简单陈述一下:
针对每个session,排序首先会使用sort_area_size ,如果不足则会使用临时表空间。但这里面又到底是怎么一个过程呢?下面阐述一下,也许对大家有用处(如果有什么不清楚或者不恰当的地方欢迎大家探讨)
假设sort_area_size = 100k,正好能盛下100条记录进行排序
当排序记录小于等于100条,ok,所有排序在内存中进行,很快
但若超过100条,则会使用临时表空间(利用磁盘进行)
我们选取一个临界值来说明,假设需要排序的记录有10010条
这个时候我们进行的排序会分为101组进行
每读100条进行一次小组排序,然后写入磁盘,第101组只有10条,排序后也写入磁盘
这是进行第二次排序,这次排序将在前100小组里面各抽取一条进行排序。《按照我个人的猜测,应该是排好后每写入一条入磁盘则将该记录所在小组重新抽取一条出来进行排序(这时是有序记录组里面所以很快)》。

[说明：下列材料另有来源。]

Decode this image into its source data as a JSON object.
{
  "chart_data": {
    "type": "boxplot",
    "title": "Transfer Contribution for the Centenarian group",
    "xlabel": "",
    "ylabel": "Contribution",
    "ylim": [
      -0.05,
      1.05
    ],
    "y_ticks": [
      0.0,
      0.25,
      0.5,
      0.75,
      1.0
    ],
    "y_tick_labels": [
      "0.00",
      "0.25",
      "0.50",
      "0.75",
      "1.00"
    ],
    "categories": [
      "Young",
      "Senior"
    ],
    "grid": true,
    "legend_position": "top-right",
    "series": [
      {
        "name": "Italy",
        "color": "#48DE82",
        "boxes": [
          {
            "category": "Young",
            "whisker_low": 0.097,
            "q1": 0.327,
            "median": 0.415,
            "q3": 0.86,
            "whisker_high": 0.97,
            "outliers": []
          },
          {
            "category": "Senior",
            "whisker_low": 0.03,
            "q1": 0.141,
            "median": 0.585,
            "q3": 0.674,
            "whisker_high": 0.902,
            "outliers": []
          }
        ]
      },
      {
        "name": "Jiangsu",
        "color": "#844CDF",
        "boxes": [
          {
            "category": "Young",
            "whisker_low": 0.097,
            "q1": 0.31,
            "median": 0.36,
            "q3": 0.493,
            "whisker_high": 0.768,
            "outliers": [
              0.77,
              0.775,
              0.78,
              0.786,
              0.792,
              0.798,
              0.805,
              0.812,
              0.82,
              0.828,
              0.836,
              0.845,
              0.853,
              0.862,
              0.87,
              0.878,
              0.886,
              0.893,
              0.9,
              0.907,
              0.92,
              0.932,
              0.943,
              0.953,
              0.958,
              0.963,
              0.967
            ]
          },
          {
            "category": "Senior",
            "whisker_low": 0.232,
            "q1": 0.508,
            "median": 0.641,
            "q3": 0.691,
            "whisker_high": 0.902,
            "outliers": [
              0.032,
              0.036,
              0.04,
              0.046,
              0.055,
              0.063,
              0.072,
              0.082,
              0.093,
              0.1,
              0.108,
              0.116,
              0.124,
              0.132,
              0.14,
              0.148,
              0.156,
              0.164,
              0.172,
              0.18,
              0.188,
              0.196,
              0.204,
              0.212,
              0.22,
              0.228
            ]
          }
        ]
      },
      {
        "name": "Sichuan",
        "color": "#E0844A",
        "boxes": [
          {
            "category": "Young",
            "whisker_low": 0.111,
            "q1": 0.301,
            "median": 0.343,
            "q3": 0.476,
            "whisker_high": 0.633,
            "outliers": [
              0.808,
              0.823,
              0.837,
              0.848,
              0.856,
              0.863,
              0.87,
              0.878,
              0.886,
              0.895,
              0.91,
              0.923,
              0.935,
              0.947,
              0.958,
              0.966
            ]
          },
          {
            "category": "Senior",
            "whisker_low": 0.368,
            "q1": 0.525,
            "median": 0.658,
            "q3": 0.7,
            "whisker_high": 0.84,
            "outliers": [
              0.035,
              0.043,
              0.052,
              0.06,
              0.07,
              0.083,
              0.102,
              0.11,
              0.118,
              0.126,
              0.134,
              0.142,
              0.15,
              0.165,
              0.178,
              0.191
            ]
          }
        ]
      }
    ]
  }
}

当这个过程完成后,这时所需要的磁盘空间大约为 实际记录存储空间的2倍(这也是多数书上提到的排序空间大约是记录空间的2倍的原因)
由于还剩下10条记录,于是这10条记录需要跟前面排序的10000条记录进行排序合并,这个代价也是相当大的!
所以,我们通常推荐,假如你需要排序的记录最大为100万条,则sort_area_size最小要能装下1000条,否则如上面的例子,那多余的10条,仅仅10条将会带来巨大的代价!
如果,设置的极度不合理的情况下,排序记录达到了 sort_area_size所能容纳的三次方以上,比如上面例子中排序需要100万记录
那么同样的,重复这个过程,当每一万条记录如上排序后,再如上从这100小组(每组10000条记录)各抽一条进行排序……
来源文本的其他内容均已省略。